Here’s a little barter fun for you. A recent post on Smithsonian.com describes how monkeys in Bali have learned to swipe the belongings of tourists, and then barter them back for snacks. Read full post below.

Monkeys in Bali Swipe Tourists’ Belongings and Barter Them for Snacks

The behavior seems to have become a “cultural tradition” among local group of long-tailed macaques

by: Brigit Katz
published: May 30, 2017

The Uluwatu Temple in Bali, Indonesia is plagued by brazen thieves who sneak up on tourists and make off with anything their sticky fingers can grab: sunglasses, hats, cameras, flip-flops. As Brian Owens reports in New Scientist, these pilfering menaces are not your average human criminal—they are long-tailed macaques.

The monkeys will only relinquish their ill-gotten gains after members of the temple’s staff offer them tasty treats. Thanks to numerous YouTube clips, you can watch these little terrors carry out their scheme. In one video, a macaque sits with a firm grip on a pair of glasses while people try to tempt it with a parade of different snacks. The monkey chucks each offering on to the ground until a nice piece of fruit tickles its fancy. It then lets go of the glasses and munches on the fruit.
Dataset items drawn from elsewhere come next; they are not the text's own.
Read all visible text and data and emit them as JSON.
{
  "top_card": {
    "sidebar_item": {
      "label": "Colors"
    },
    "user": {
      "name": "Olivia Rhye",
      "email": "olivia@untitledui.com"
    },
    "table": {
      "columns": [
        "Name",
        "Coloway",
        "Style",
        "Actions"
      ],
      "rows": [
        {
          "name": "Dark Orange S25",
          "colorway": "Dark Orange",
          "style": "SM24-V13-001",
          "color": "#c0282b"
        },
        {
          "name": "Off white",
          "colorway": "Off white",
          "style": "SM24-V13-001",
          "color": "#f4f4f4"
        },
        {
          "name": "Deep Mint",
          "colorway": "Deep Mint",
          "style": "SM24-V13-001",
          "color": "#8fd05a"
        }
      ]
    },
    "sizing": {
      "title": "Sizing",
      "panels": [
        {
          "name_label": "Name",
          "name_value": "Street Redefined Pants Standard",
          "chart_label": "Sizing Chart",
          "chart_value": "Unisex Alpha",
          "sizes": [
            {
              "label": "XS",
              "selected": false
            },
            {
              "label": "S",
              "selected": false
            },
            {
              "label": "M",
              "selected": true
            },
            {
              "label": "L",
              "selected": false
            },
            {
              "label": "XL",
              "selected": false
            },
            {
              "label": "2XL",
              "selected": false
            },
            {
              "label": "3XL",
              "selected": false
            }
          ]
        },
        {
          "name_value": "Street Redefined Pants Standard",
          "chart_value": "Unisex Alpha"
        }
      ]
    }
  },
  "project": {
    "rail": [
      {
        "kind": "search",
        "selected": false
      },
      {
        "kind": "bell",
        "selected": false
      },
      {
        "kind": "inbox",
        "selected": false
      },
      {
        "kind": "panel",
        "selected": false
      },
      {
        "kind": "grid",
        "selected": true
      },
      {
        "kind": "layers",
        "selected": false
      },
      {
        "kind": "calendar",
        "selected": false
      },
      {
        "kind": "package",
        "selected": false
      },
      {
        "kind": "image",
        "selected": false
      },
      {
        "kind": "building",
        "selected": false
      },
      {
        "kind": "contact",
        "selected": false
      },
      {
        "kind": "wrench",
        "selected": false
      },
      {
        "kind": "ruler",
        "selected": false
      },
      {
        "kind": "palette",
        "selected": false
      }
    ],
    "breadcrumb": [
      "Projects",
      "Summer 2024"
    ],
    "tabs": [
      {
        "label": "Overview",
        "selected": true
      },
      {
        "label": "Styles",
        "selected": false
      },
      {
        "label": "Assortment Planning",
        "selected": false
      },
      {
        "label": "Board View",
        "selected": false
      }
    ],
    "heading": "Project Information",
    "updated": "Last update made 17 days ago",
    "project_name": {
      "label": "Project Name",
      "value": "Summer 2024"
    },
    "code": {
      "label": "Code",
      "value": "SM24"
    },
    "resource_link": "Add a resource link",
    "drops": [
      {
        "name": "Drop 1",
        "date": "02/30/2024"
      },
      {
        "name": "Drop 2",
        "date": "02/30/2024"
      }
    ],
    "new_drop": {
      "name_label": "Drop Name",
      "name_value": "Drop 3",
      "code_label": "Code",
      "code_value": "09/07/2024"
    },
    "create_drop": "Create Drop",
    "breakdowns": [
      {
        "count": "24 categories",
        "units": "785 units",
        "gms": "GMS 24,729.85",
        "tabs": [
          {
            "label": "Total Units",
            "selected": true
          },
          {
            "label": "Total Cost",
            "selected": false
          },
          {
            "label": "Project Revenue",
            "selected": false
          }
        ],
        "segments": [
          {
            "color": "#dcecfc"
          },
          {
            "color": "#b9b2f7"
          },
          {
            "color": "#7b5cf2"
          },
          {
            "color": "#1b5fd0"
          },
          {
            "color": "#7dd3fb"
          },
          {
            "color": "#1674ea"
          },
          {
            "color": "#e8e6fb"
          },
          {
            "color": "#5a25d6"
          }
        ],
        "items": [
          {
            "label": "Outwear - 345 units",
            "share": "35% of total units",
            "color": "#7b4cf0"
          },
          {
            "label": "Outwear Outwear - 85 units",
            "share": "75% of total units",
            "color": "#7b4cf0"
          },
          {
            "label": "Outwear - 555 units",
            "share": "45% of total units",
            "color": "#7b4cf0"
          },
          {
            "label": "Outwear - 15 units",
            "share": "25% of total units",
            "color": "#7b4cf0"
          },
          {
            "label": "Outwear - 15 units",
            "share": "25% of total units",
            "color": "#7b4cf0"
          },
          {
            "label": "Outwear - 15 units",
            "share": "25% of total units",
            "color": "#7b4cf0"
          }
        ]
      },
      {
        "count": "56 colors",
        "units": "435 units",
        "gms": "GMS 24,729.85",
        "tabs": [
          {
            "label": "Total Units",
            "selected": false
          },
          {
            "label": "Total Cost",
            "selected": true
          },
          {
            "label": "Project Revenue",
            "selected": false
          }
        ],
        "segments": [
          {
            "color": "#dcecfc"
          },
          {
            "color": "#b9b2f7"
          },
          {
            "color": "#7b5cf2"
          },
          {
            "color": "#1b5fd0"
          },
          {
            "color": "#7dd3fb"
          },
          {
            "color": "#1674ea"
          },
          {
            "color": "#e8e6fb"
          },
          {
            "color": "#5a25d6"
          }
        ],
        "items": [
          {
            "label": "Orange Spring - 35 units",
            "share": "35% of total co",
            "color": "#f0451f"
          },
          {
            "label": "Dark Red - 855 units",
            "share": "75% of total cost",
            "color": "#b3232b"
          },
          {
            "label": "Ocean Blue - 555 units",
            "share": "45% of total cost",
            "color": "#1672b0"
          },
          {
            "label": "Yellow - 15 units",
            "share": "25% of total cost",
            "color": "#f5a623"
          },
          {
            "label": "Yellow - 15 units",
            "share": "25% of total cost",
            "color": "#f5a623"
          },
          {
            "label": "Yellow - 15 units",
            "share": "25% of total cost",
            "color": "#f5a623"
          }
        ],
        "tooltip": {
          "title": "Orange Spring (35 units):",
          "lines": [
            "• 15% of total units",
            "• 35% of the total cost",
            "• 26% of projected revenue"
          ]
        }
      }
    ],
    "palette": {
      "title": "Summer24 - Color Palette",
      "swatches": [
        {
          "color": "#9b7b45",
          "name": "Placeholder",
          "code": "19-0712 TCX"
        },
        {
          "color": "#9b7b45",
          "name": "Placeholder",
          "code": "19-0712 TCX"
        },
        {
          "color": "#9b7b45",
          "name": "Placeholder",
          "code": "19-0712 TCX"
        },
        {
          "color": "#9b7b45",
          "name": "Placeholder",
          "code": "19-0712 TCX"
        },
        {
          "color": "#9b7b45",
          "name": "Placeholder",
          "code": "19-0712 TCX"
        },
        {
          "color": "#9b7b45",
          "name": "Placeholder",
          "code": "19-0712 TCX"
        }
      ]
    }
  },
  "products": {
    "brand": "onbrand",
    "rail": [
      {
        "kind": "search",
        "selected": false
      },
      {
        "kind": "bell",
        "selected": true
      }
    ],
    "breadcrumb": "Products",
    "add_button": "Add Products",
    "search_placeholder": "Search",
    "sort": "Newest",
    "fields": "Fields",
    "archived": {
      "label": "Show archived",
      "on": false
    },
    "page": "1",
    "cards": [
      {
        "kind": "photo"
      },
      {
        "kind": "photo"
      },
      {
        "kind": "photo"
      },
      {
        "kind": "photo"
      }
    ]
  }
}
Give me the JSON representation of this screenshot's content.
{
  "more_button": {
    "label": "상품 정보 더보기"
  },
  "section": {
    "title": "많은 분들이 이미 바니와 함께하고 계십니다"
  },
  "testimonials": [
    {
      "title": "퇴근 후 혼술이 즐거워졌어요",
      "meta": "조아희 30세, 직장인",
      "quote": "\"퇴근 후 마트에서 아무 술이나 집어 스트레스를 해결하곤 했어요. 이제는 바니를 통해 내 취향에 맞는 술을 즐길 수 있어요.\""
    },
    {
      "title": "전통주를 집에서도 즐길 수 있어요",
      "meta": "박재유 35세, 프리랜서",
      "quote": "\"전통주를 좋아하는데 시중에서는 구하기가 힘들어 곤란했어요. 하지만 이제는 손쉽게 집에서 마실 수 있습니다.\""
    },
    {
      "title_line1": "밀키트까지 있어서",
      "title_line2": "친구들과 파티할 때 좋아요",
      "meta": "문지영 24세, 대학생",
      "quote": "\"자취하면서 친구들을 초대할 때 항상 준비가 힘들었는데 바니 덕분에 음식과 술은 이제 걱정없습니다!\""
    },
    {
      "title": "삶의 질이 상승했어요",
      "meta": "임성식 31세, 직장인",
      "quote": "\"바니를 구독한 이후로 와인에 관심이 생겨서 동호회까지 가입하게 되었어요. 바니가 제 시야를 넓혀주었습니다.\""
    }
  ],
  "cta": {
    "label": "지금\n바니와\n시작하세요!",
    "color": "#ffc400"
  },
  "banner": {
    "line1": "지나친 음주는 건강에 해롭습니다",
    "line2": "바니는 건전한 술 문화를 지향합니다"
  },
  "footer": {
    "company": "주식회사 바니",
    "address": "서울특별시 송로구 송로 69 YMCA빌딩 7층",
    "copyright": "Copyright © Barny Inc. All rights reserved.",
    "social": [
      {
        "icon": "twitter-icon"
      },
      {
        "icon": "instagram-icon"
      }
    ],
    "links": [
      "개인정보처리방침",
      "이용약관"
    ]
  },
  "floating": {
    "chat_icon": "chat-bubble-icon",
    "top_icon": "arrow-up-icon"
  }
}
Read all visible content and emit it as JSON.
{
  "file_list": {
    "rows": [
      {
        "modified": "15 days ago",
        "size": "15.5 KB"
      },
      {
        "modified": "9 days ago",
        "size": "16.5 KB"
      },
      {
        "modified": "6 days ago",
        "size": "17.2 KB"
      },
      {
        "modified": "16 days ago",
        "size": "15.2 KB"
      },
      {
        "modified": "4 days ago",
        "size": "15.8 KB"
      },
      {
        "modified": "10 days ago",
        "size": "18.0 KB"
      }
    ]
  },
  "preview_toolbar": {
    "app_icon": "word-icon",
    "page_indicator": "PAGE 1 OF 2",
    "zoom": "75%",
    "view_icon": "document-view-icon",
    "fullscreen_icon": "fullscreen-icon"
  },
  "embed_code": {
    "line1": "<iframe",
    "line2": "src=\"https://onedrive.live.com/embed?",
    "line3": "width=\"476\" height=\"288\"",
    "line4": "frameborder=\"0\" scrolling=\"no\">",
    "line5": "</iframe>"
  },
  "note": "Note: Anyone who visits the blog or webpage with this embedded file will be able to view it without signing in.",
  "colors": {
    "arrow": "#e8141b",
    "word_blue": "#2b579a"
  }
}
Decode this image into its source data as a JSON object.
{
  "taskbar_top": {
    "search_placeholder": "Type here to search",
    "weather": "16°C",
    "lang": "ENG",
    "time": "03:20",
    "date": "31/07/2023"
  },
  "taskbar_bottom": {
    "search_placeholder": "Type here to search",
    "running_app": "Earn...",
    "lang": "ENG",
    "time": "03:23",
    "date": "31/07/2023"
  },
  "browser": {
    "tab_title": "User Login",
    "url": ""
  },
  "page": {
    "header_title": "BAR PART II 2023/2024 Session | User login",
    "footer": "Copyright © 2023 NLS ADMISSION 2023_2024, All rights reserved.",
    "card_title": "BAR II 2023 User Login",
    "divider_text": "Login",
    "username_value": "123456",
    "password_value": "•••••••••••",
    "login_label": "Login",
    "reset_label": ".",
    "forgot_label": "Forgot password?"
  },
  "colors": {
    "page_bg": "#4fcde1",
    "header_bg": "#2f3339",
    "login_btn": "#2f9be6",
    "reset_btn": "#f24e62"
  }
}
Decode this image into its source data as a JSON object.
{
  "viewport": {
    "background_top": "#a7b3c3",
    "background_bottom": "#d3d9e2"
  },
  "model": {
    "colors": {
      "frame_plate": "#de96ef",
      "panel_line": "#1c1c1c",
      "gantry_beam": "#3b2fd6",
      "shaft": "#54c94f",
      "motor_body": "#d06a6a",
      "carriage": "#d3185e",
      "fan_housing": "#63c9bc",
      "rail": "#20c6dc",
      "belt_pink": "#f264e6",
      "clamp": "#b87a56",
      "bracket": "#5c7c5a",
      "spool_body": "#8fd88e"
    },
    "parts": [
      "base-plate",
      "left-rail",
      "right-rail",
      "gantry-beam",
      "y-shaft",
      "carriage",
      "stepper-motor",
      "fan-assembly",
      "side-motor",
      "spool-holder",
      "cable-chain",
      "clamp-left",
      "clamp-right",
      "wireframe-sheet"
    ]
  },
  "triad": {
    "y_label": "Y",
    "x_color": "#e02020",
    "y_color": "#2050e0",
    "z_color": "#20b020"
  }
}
This behavior, which has only been reported among macaques of the Uluwatu Temple, was the subject of a recent study published in the journal Primate. A research team led by Fany Brotcorne, a primatologist at the University of Liège in Belgium, observed four different groups of monkeys over the course of four months in 2010. The scientists hoped to learn more about how and why the crafty creatures developed their signature “robbing and bartering” system.

According to Rae Paoletta of Gizmodo, the team observed 201 instances of robbing and bartering. The authors of the study write that the theft “usually occurs in two steps: after taking inedible objects (e.g., glasses) from humans, the macaques appear to use them as tokens, returning them to humans in exchange for food.”

Groups that spent the most time near tourists displayed higher rates of this behavior, leading Brotcorne to conclude that robbing and bartering is a “cultural tradition”—a trait that the Uluwatu Temple monkeys learn from one another, and transmit to successive generations.

Brotcorne told Owens that her research offers insight into how primates plan, understand their own actions, and transmit information between groups. A new development has, in fact, bolstered Brotcorne’s theory that “robbing and bartering” is a learned behavior. A fifth group of macaques recently moved into the area, and its members have since started to torment tourists in the hope of scoring snacks.

So visitors to the Uluwatu Temple, take note: hold onto your hats (and sunglasses, and shoes, and cameras).